The draft plan requires large reductions in water use to maintain an artificial freshwater lake system that has been in environmental decline since the completion of massive sea dykes in 1940 that separate the Lakes from the the Southern Ocean, the AEF said.
Biologist Dr Jennifer Marohasy was commissioned by the Foundation to prepare the scientific report, which shows the Lakes previously had a flourishing and vibrant estuarine environment. The new report is supported by other peer-reviewed science papers and the historical record of the Lakes.
“This report demonstrates that emblematic Ramsar listed upstream environments such as the Barmah-Millewa forest and the Macquarie Marshes, as well as many basin communities, are put at risk to maintain a man-made artificial environment without a sound basis in science” executive director of the Foundation Max Rheese said on the release of the report.
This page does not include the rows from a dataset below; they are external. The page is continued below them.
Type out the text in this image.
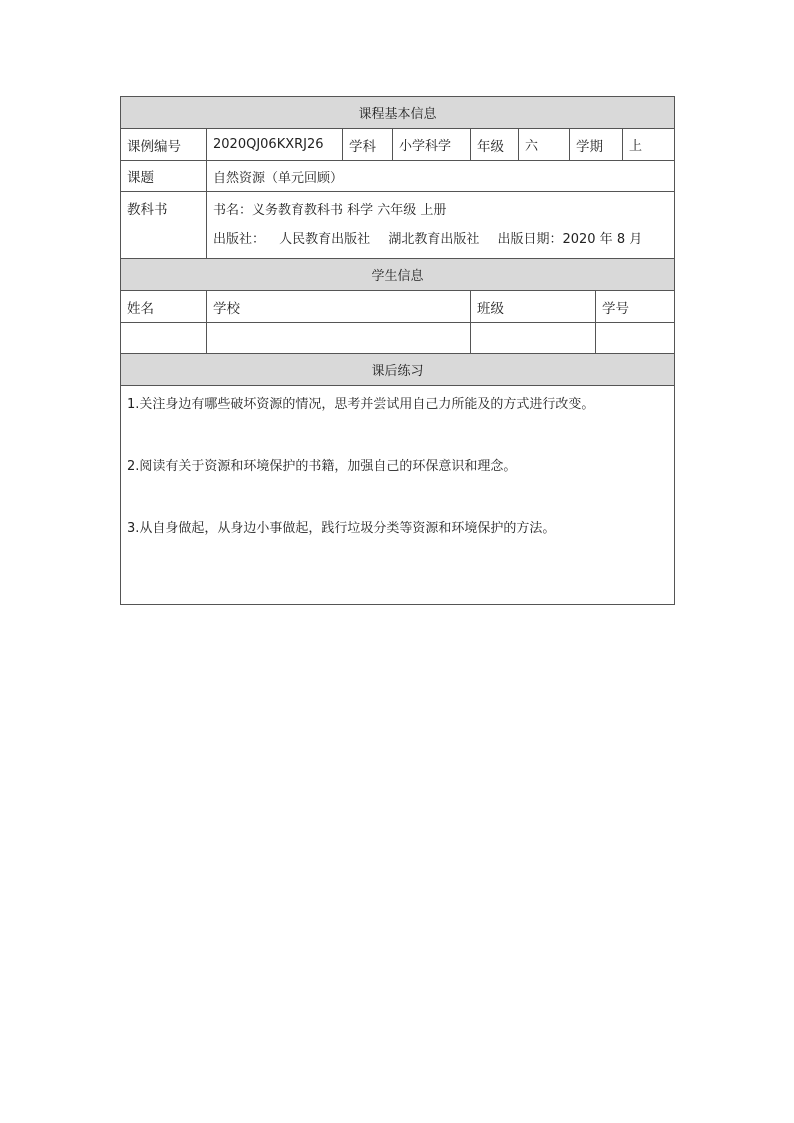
课程基本信息								
课例编号	2020QJ06KXRJ26	学科	小学科学	年级	六	学期		上
课题	自然资源（单元回顾）							
教科书	书名：义务教育教科书 科学 六年级 上册
出版社： 人民教育出版社 湖北教育出版社 出版日期：2020 年 8 月							

学生信息								
姓名	学校			班级			学号	

课后练习								

1.关注身边有哪些破坏资源的情况，思考并尝试用自己力所能及的方式进行改变。
2.阅读有关于资源和环境保护的书籍，加强自己的环保意识和理念。
3.从自身做起，从身边小事做起，践行垃圾分类等资源和环境保护的方法。								
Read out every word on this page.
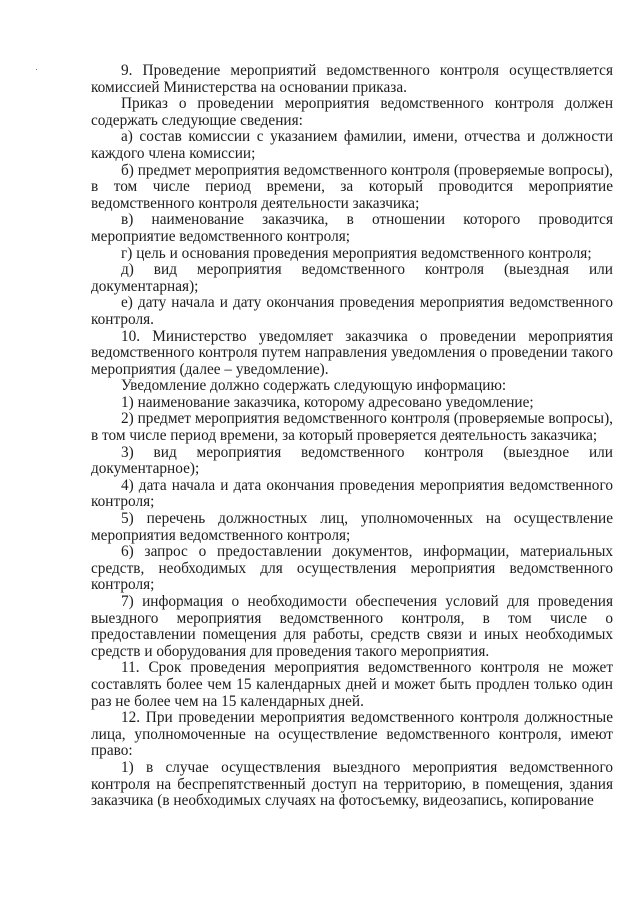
9. Проведение мероприятий ведомственного контроля осуществляется комиссией Министерства на основании приказа.

Приказ о проведении мероприятия ведомственного контроля должен содержать следующие сведения:

а) состав комиссии с указанием фамилии, имени, отчества и должности каждого члена комиссии;

б) предмет мероприятия ведомственного контроля (проверяемые вопросы), в том числе период времени, за который проводится мероприятие ведомственного контроля деятельности заказчика;

в) наименование заказчика, в отношении которого проводится мероприятие ведомственного контроля;

г) цель и основания проведения мероприятия ведомственного контроля;

д) вид мероприятия ведомственного контроля (выездная или документарная);

е) дату начала и дату окончания проведения мероприятия ведомственного контроля.

10. Министерство уведомляет заказчика о проведении мероприятия ведомственного контроля путем направления уведомления о проведении такого мероприятия (далее – уведомление).

Уведомление должно содержать следующую информацию:

1) наименование заказчика, которому адресовано уведомление;

2) предмет мероприятия ведомственного контроля (проверяемые вопросы), в том числе период времени, за который проверяется деятельность заказчика;

3) вид мероприятия ведомственного контроля (выездное или документарное);

4) дата начала и дата окончания проведения мероприятия ведомственного контроля;

5) перечень должностных лиц, уполномоченных на осуществление мероприятия ведомственного контроля;

6) запрос о предоставлении документов, информации, материальных средств, необходимых для осуществления мероприятия ведомственного контроля;

7) информация о необходимости обеспечения условий для проведения выездного мероприятия ведомственного контроля, в том числе о предоставлении помещения для работы, средств связи и иных необходимых средств и оборудования для проведения такого мероприятия.

11. Срок проведения мероприятия ведомственного контроля не может составлять более чем 15 календарных дней и может быть продлен только один раз не более чем на 15 календарных дней.

12. При проведении мероприятия ведомственного контроля должностные лица, уполномоченные на осуществление ведомственного контроля, имеют право:

1) в случае осуществления выездного мероприятия ведомственного контроля на беспрепятственный доступ на территорию, в помещения, здания заказчика (в необходимых случаях на фотосъемку, видеозапись, копирование
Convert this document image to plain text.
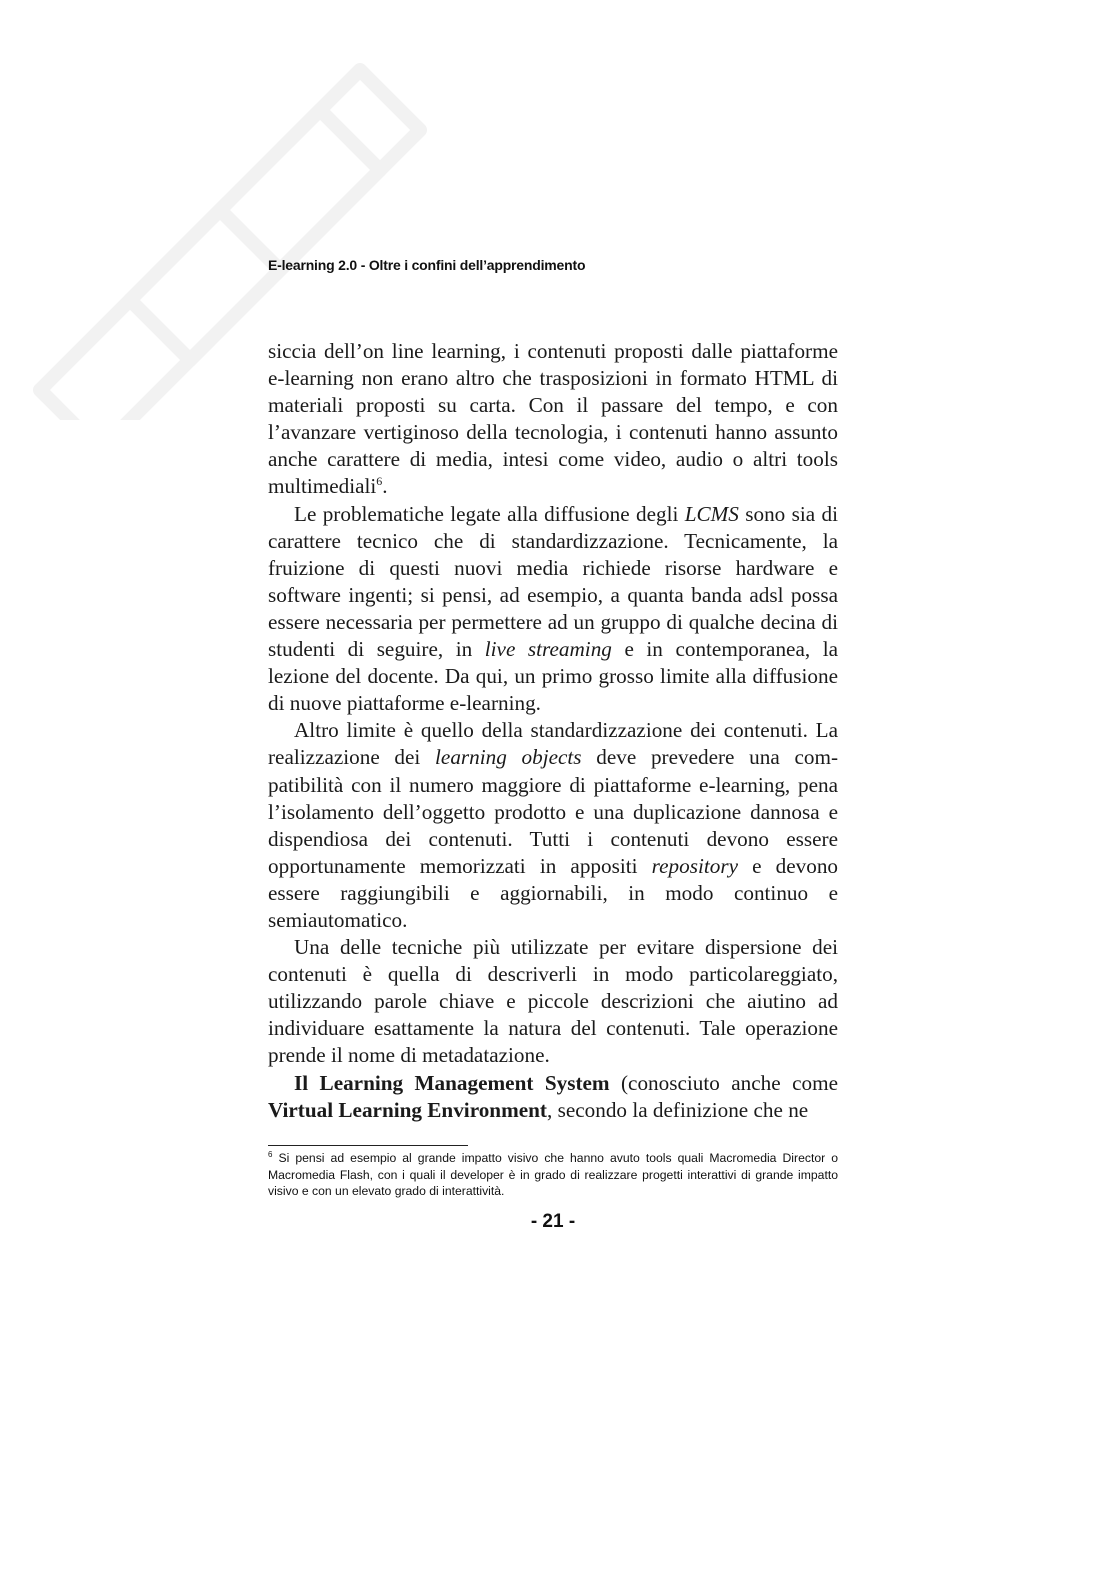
E-learning 2.0 - Oltre i confini dell’apprendimento

siccia dell’on line learning, i contenuti proposti dalle piattaforme e-learning non erano altro che trasposizioni in formato HTML di materiali proposti su carta. Con il passare del tempo, e con l’avanzare vertiginoso della tecnologia, i contenuti hanno assunto anche carattere di media, intesi come video, audio o altri tools multimediali$^6$.

Le problematiche legate alla diffusione degli LCMS sono sia di carattere tecnico che di standardizzazione. Tecnicamente, la fruizione di questi nuovi media richiede risorse hardware e software ingenti; si pensi, ad esempio, a quanta banda adsl possa essere necessaria per permettere ad un gruppo di qualche decina di studenti di seguire, in live streaming e in contemporanea, la lezione del docente. Da qui, un primo grosso limite alla diffusione di nuove piattaforme e-learning.

Altro limite è quello della standardizzazione dei contenuti. La realizzazione dei learning objects deve prevedere una compatibilità con il numero maggiore di piattaforme e-learning, pena l’isolamento dell’oggetto prodotto e una duplicazione dannosa e dispendiosa dei contenuti. Tutti i contenuti devono essere opportunamente memorizzati in appositi repository e devono essere raggiungibili e aggiornabili, in modo continuo e semiautomatico.

Una delle tecniche più utilizzate per evitare dispersione dei contenuti è quella di descriverli in modo particolareggiato, utilizzando parole chiave e piccole descrizioni che aiutino ad individuare esattamente la natura del contenuti. Tale operazione prende il nome di metadatazione.

Il Learning Management System (conosciuto anche come Virtual Learning Environment, secondo la definizione che ne

$^6$ Si pensi ad esempio al grande impatto visivo che hanno avuto tools quali Macromedia Director o Macromedia Flash, con i quali il developer è in grado di realizzare progetti interattivi di grande impatto visivo e con un elevato grado di interattività.
- 21 -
“Opening the gates of the sea dykes to let the tide in will restore the natural estuarine environment of the Lakes and remove the imperative to find very large volumes of water for the Lakes as the draft plan currently indicates.”
Returning the Lakes to an estuarine environment would also save up to 1000 gigalitres of freshwater that research shows is evaporated each year from Lake Alexandrina.
“The Australian government’s $10 billion basin plan is based on a premise that either must be publicly substantiated or abandoned,” Mr Rheese said.
“People concerned about the environment of the Lower Lakes and the Murray estuary demand that the final basin plan be based on real science, not water politics” he said.